The significance of the various streams flowing into the same brook from which the restaurant owner drew his own water is that you would receive the same poor results by doing the work yourself instead of buying into one of the many scams in the market place. Search Engine Optimization is not a random process. It is based on data collection, market analysis, and strategic planning. Many business owners mistakenly figure that they can pick their keywords intuitively, and by luck of the draw they expect to attain satisfactory results. It simply does not work that way. Along the same lines, many of the illegitimate scams (or inexperienced freelancers) rely on the client to provide the keywords for their own marketing efforts. How ridiculous! Yes, there may be some relevance to evaluate in the client’s choice of their own keywords, but letting an inexperience person attempt their own optimization with an SEO firm is like a patient diagnosing himself to a doctor.
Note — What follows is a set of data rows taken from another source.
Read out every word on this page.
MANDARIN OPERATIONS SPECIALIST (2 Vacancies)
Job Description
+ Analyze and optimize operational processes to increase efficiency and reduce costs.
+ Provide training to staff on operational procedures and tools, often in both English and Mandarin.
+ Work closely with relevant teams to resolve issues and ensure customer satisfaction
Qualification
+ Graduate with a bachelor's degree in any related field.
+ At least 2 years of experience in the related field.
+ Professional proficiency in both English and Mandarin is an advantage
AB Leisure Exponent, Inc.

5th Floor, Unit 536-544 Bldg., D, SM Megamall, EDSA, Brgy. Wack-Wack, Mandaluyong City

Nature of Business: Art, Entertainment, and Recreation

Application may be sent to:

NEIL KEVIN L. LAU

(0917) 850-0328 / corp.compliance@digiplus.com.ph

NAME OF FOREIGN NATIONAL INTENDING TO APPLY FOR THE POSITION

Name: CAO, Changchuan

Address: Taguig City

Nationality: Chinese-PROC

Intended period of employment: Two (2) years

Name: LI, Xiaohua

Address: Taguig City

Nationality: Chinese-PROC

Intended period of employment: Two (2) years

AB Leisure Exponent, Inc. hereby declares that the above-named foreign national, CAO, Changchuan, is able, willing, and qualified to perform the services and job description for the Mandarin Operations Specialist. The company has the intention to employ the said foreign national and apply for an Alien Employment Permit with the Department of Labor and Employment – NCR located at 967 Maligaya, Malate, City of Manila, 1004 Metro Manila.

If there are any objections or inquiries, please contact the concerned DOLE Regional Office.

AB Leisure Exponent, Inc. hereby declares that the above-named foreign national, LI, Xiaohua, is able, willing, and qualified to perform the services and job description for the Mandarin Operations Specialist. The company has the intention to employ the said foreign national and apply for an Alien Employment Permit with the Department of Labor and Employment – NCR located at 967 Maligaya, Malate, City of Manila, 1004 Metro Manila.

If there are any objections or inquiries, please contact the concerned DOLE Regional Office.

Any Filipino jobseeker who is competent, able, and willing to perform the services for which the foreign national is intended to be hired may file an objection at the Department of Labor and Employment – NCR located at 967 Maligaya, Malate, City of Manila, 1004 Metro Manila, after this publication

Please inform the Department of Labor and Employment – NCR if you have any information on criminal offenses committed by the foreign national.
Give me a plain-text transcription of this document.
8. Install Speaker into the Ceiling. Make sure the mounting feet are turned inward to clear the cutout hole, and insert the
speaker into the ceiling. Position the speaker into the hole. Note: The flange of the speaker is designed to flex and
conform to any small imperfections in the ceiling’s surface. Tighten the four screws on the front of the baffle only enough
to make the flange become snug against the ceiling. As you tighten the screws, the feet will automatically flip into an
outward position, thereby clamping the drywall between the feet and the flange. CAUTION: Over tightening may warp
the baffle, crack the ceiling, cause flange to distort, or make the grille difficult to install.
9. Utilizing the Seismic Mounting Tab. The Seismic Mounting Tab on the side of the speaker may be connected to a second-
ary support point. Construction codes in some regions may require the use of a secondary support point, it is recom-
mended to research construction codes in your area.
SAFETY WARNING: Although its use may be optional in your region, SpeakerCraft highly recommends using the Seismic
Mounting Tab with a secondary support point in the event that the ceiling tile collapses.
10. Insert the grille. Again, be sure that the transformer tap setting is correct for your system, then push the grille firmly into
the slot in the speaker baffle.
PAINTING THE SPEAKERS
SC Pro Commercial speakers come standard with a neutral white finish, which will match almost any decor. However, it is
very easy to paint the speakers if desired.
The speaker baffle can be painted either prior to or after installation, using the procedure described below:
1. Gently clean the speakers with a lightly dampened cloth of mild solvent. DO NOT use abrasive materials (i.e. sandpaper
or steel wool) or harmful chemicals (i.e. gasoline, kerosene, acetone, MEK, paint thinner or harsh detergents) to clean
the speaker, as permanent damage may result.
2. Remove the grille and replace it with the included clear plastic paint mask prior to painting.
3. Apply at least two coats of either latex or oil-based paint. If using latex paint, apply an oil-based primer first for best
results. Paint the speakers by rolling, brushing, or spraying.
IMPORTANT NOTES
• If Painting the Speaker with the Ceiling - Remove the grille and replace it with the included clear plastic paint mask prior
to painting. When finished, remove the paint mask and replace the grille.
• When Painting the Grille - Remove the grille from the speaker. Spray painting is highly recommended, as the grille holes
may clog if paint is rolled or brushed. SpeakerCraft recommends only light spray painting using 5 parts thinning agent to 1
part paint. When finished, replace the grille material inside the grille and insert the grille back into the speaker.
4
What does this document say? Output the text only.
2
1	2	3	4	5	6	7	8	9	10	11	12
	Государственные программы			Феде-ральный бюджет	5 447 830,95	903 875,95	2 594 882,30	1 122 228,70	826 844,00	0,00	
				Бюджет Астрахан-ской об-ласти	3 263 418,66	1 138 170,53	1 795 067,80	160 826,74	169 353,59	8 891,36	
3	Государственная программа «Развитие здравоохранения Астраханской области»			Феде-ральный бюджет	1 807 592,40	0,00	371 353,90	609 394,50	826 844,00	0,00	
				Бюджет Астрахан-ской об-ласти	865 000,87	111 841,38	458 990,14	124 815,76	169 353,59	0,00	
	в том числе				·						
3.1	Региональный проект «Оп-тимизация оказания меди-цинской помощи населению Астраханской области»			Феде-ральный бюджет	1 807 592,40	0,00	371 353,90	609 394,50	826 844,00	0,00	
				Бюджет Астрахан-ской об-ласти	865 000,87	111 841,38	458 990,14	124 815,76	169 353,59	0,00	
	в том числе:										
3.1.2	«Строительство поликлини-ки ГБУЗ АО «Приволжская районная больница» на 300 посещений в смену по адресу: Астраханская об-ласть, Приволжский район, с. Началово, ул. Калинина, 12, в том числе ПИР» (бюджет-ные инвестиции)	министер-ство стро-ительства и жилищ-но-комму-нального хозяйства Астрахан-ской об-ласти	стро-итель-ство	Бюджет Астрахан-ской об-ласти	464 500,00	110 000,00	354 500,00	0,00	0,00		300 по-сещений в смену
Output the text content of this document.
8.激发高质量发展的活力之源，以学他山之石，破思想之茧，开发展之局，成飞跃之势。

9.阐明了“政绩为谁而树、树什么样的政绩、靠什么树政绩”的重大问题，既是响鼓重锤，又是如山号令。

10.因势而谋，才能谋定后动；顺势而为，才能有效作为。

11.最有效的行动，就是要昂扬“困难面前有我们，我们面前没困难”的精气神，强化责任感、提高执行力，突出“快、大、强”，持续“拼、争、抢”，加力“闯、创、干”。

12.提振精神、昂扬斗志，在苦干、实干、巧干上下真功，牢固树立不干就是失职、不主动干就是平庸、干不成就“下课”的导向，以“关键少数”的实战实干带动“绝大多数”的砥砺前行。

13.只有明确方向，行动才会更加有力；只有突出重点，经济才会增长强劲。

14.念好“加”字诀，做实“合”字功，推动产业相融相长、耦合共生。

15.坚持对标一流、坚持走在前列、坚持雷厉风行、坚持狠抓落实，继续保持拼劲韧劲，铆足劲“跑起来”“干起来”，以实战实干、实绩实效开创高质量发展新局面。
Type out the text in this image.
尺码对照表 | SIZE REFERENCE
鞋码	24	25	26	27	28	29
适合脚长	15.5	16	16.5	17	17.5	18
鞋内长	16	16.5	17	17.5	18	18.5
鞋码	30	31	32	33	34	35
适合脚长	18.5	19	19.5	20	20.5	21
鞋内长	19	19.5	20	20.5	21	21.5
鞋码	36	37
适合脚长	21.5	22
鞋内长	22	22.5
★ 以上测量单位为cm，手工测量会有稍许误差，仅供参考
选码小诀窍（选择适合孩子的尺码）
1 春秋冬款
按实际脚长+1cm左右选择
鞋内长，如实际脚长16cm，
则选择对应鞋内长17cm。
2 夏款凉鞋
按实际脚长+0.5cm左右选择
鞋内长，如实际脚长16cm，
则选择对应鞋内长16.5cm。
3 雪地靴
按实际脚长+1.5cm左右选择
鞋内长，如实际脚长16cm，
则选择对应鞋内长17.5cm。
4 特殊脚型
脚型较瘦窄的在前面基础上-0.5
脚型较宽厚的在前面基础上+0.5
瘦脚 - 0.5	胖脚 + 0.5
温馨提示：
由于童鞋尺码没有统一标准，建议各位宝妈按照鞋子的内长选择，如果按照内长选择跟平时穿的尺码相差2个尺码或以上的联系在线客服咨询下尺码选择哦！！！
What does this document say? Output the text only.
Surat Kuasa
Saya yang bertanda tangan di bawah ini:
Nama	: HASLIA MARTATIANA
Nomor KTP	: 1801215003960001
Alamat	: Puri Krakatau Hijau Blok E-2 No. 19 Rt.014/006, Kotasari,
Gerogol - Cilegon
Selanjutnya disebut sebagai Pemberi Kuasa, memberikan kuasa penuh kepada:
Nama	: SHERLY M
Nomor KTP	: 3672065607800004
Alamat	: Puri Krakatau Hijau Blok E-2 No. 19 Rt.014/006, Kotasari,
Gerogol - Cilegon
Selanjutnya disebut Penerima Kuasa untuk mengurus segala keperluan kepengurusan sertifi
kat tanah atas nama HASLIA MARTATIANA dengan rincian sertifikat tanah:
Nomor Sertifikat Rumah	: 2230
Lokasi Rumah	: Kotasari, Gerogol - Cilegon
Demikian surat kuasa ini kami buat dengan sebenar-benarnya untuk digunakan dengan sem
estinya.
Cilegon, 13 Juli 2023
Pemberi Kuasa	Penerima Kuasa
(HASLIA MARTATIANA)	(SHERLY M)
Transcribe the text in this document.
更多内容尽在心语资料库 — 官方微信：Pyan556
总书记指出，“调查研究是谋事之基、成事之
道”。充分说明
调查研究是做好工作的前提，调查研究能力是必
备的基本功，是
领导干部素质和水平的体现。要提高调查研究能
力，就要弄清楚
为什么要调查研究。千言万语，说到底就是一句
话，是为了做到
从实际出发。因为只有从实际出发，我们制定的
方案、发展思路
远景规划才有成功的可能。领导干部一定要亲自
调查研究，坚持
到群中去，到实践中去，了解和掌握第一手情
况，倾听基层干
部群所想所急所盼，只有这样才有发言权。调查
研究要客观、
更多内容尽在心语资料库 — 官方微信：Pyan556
To know what’s real and what’s illegitimate, you should rely on the qualified opinion of an experienced search engine expert (represented by the restaurant consultant).

If you don’t have a substantial understanding about SEO and SEM (the water), you risk falling prey to a scam (‘magic water’) from fraudsters (the spring water salesmen) if you do not utilize the services of an SEO/SEM consultant (restaurant consultant) with proven credentials and references. If that happens, you may find yourself out a whole lot of money (the contracts) and end up experiencing even more desperate times after getting burned and defrauded (the pasta shop owner).

However, if you do your homework and work with a reputable SEO/SEM provider (again, the restaurant consultant), you will likely experience a worthwhile return on investment (the potato shop owner).

Sometimes, the SEO/SEM sales pitch you receive from folks like the spring water salesmen will omit important details (like the fact that water boils at a lower temperature at higher altitudes, and regardless of boiling faster at higher elevations, the temperature would be insufficient to meet the customer’s needs.) Without all of the relevant SEO/SEM information being explained to you, the business owner, in meaningful detail rather than technical jargon, you can’t make a sound business decision.

Quick Lessons Learned From The Story

Don’t try to cut corners and take shortcuts working with unverified, unqualified service providers when it comes to your business. By the time you are done taking more shortcuts after the first ones didn’t work, you will have paid more money and spent more time than if you had hired someone who has a proven track record. Do it right the first time.
The old expression, “You get what you pay for” doesn’t apply to SEO and SEM. When it comes to search engine optimization and search engine marketing services, there is enough fraud and deception in the industry that price shopping is NOT the way to make decisions. You must consider price along with qualifications, track record, and references. If you make your decision based solely on the lowest bidder, you may not even get what you paid for… and the service provider is protected by their “No Guarantee” disclaimer.
Don’t shoot the messenger. If you don’t like what you hear from a competent, qualified service provider, sooner or later someone will come around who will tell you what you want to hear in order to get your money. When a qualified person tells you what you need to do and you don’t like what you hear, although it can be unpleasant, it may be the right answer.

Of course, budget is always an issue. But doesn’t it make sense to pay once and do it right the first time, instead of learning your lesson as your bank account bleeds dry?